Safaga City is considered one of the most important therapeutic tourist centres, as special medical researches have proved the potential of attracting international tourism to Safaga.

Safaga was a merchant port for many years. The town has a small tourism industry, specialising in scuba diving.
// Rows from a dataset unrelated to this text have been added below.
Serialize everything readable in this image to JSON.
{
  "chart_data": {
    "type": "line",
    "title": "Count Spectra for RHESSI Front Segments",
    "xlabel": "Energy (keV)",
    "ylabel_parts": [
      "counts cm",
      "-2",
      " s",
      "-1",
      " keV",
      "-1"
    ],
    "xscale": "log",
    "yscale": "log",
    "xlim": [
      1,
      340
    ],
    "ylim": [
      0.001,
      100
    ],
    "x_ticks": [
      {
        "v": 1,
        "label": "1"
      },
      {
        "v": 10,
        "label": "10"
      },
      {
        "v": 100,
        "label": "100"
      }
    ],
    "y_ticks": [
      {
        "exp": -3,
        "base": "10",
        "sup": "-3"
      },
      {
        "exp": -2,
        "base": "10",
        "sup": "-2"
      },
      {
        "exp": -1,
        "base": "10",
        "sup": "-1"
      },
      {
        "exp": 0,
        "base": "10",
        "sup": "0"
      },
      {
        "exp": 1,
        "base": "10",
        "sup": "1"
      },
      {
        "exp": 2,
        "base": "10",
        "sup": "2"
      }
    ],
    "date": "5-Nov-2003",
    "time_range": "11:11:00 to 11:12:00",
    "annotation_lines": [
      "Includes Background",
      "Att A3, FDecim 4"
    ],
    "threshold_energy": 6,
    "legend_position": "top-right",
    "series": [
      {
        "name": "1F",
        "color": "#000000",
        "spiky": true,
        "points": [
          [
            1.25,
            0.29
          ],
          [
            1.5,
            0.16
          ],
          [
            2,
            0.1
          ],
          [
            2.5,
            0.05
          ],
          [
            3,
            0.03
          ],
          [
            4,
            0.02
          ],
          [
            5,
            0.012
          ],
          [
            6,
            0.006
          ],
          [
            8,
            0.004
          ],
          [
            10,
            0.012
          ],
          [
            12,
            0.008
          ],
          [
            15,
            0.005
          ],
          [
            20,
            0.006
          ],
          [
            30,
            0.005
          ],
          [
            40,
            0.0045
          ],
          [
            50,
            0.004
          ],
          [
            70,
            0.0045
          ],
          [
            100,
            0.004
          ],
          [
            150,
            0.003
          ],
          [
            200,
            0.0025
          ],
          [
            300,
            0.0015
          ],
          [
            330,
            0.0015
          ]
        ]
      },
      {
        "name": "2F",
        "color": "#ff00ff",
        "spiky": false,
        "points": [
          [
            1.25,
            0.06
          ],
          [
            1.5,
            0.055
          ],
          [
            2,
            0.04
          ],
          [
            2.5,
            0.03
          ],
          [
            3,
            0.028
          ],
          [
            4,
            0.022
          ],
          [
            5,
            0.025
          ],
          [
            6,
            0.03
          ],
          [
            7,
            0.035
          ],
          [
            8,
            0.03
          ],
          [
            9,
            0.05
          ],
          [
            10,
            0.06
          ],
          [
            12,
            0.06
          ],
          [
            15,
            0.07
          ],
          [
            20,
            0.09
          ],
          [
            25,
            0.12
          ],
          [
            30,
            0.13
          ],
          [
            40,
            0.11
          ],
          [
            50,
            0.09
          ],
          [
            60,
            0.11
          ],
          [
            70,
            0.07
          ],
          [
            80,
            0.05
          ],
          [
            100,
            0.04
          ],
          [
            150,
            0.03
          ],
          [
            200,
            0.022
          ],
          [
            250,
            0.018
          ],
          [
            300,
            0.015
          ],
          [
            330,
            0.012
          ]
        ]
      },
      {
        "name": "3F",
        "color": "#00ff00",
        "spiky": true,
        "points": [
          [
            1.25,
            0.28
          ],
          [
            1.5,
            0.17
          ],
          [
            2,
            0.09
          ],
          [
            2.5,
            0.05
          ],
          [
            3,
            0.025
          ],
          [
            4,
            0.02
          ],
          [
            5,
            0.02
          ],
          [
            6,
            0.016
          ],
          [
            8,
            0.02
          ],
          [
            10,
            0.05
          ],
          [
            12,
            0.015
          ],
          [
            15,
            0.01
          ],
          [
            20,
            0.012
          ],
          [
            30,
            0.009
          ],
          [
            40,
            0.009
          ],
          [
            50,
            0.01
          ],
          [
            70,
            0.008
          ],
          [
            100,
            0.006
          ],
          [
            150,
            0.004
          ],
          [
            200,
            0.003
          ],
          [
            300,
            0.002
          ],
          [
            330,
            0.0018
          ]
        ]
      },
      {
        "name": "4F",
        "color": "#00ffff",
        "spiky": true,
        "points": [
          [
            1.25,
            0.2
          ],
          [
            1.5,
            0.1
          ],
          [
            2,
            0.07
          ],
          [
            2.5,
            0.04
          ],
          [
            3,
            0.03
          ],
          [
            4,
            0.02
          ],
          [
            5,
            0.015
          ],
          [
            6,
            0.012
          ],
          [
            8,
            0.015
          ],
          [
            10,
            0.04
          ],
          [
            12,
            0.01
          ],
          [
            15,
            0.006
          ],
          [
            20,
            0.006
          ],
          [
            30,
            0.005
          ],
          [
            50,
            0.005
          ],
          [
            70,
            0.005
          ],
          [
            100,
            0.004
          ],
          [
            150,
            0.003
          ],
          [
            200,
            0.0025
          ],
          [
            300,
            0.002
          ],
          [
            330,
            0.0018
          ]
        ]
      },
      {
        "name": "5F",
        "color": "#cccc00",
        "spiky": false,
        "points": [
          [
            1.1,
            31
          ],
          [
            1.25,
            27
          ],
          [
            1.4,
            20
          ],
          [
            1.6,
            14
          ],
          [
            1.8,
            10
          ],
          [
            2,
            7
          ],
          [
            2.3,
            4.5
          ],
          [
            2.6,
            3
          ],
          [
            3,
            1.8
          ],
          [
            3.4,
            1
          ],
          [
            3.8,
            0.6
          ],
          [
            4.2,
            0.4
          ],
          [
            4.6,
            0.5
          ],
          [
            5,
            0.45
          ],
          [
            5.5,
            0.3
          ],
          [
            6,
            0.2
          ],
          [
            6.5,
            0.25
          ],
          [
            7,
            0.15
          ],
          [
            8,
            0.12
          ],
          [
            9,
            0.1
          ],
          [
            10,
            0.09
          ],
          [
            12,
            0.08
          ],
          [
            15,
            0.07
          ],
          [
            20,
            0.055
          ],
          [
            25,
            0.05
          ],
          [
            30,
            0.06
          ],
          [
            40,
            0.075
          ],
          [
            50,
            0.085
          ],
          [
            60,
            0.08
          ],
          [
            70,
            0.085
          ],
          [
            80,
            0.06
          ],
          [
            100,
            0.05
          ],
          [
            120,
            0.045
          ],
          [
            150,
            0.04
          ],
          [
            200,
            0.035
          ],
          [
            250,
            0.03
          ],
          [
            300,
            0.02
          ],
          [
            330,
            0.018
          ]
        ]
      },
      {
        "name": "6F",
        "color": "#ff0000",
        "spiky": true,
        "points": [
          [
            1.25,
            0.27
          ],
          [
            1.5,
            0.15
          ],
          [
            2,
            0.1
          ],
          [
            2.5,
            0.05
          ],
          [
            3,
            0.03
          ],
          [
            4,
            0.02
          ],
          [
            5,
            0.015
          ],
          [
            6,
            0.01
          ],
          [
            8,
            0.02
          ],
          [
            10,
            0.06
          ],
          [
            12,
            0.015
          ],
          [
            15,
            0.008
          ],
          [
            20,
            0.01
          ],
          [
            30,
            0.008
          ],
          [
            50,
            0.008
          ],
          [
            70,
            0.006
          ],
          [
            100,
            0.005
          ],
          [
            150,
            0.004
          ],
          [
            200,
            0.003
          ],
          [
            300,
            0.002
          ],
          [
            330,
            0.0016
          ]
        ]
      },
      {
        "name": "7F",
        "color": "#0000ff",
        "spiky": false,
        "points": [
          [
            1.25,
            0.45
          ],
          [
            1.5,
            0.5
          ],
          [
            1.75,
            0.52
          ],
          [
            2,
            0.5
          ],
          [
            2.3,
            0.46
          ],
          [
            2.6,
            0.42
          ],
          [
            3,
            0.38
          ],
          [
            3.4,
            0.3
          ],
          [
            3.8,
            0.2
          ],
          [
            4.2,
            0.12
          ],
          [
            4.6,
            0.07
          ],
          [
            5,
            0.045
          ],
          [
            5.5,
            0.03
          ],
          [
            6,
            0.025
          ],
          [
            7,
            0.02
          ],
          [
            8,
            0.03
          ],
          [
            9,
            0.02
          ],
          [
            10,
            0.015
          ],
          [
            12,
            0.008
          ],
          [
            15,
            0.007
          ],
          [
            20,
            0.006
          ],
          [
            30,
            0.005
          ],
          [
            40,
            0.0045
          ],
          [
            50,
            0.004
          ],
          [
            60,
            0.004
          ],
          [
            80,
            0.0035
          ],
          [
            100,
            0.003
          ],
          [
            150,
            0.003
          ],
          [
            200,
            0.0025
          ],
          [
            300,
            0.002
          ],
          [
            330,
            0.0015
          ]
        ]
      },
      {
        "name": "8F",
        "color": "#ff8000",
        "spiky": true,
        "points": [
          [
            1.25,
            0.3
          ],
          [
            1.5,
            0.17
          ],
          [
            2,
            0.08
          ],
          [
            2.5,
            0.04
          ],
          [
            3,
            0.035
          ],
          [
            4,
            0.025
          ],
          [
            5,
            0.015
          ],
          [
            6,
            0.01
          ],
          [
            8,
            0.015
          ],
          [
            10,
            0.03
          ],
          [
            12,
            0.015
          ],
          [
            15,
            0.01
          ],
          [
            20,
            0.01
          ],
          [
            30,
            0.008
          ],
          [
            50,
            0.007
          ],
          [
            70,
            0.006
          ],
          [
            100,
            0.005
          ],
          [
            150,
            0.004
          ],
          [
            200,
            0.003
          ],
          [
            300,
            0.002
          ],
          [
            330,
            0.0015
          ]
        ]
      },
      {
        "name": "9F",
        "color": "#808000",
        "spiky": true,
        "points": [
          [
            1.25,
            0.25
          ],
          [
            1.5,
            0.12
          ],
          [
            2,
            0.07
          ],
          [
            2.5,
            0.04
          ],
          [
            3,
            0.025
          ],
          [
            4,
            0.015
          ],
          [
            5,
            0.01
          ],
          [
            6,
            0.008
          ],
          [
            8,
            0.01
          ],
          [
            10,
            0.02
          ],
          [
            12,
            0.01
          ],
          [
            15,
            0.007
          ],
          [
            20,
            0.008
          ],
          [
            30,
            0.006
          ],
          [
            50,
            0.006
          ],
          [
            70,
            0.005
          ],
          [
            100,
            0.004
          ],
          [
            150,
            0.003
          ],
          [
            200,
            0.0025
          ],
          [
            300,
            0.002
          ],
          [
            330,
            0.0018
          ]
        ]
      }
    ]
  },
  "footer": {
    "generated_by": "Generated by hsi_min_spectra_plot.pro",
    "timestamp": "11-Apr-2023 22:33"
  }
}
It was the host of the 1993 Red Sea World Windsurfing Championships.

== Climate ==
Köppen-Geiger climate classification system classifies its climate as hot desert (BWh), as the rest of Egypt.

The highest record temperature was 46 C on July 30, 2002, while the lowest record temperature was 0 C on February 2, 1993.

Safaga mean sea temperature
| Jan | Feb | Mar | Apr | May | Jun | Jul | Aug | Sep | Oct | Nov | Dec |
|---|---|---|---|---|---|---|---|---|---|---|---|
| 23 °C (73 °F) | 22 °C (72 °F) | 22 °C (72 °F) | 23 °C (73 °F) | 25 °C (77 °F) | 26 °C (79 °F) | 28 °C (82 °F) | 29 °C (84 °F) | 28 °C (82 °F) | 27 °C (81 °F) | 26 °C (79 °F) | 24 °C (75 °F) |

Climate data for Safaga
| Month | Jan | Feb | Mar | Apr | May | Jun | Jul | Aug | Sep | Oct | Nov | Dec | Year |
| Record high °C (°F) | 33 (91) | 34 (93) | 38 (100) | 42 (108) | 43 (109) | 46 (115) | 46 (115) | 44 (111) | 43 (109) | 43 (109) | 35 (95) | 34 (93) | 46 (115) |
| Mean daily maximum °C (°F) | 21.9 (71.4) | 22.7 (72.9) | 26.1 (79.0) | 28.1 (82.6) | 31.7 (89.1) | 33.8 (92.8) | 34 (93) | 34.4 (93.9) | 32.3 (90.1) | 30.2 (86.4) | 27 (81) | 23.4 (74.1) | 28.8 (83.9) |
| Daily mean °C (°F) | 16.3 (61.3) | 16.8 (62.2) | 20.4 (68.7) | 22.5 (72.5) | 26.2 (79.2) | 28.6 (83.5) | 29 (84) | 29.6 (85.3) | 27.6 (81.7) | 25.2 (77.4) | 21.6 (70.9) | 17.9 (64.2) | 23.5 (74.2) |
| Mean daily minimum °C (°F) | 10.7 (51.3) | 11 (52) | 14.8 (58.6) | 16.9 (62.4) | 20.7 (69.3) | 23.5 (74.3) | 24.1 (75.4) | 24.9 (76.8) | 22.9 (73.2) | 20.3 (68.5) | 16.3 (61.3) | 12.4 (54.3) | 18.2 (64.8) |
| Record low °C (°F) | 1 (34) | 0 (32) | 1 (34) | 8 (46) | 10 (50) | 12 (54) | 15 (59) | 13 (55) | 12 (54) | 11 (52) | 6 (43) | 3 (37) | 0 (32) |
| Average precipitation mm (inches) | 0 (0) | 0 (0) | 0 (0) | 0 (0) | 0 (0) | 0 (0) | 0 (0) | 0 (0) | 0 (0) | 1 (0.0) | 1 (0.0) | 0 (0) | 2 (0) |
| Average rainy days | 0 | 0 | 0 | 0 | 1 | 0 | 0 | 0 | 0 | 0 | 0 | 0 | 1 |
| Mean daily sunshine hours | 9 | 10 | 10 | 10 | 11 | 12 | 13 | 12 | 11 | 10 | 10 | 9 | 11 |
Source 1: Climate-Data.org (altitude: 18m), Weather2Travel for rainy days and sunshine
Source 2: Voodoo Skies for record temperatures

== Port ==
Safaga port is also a gateway for Duba port to some hajj pilgrims or travelers to Mecca, by ferries.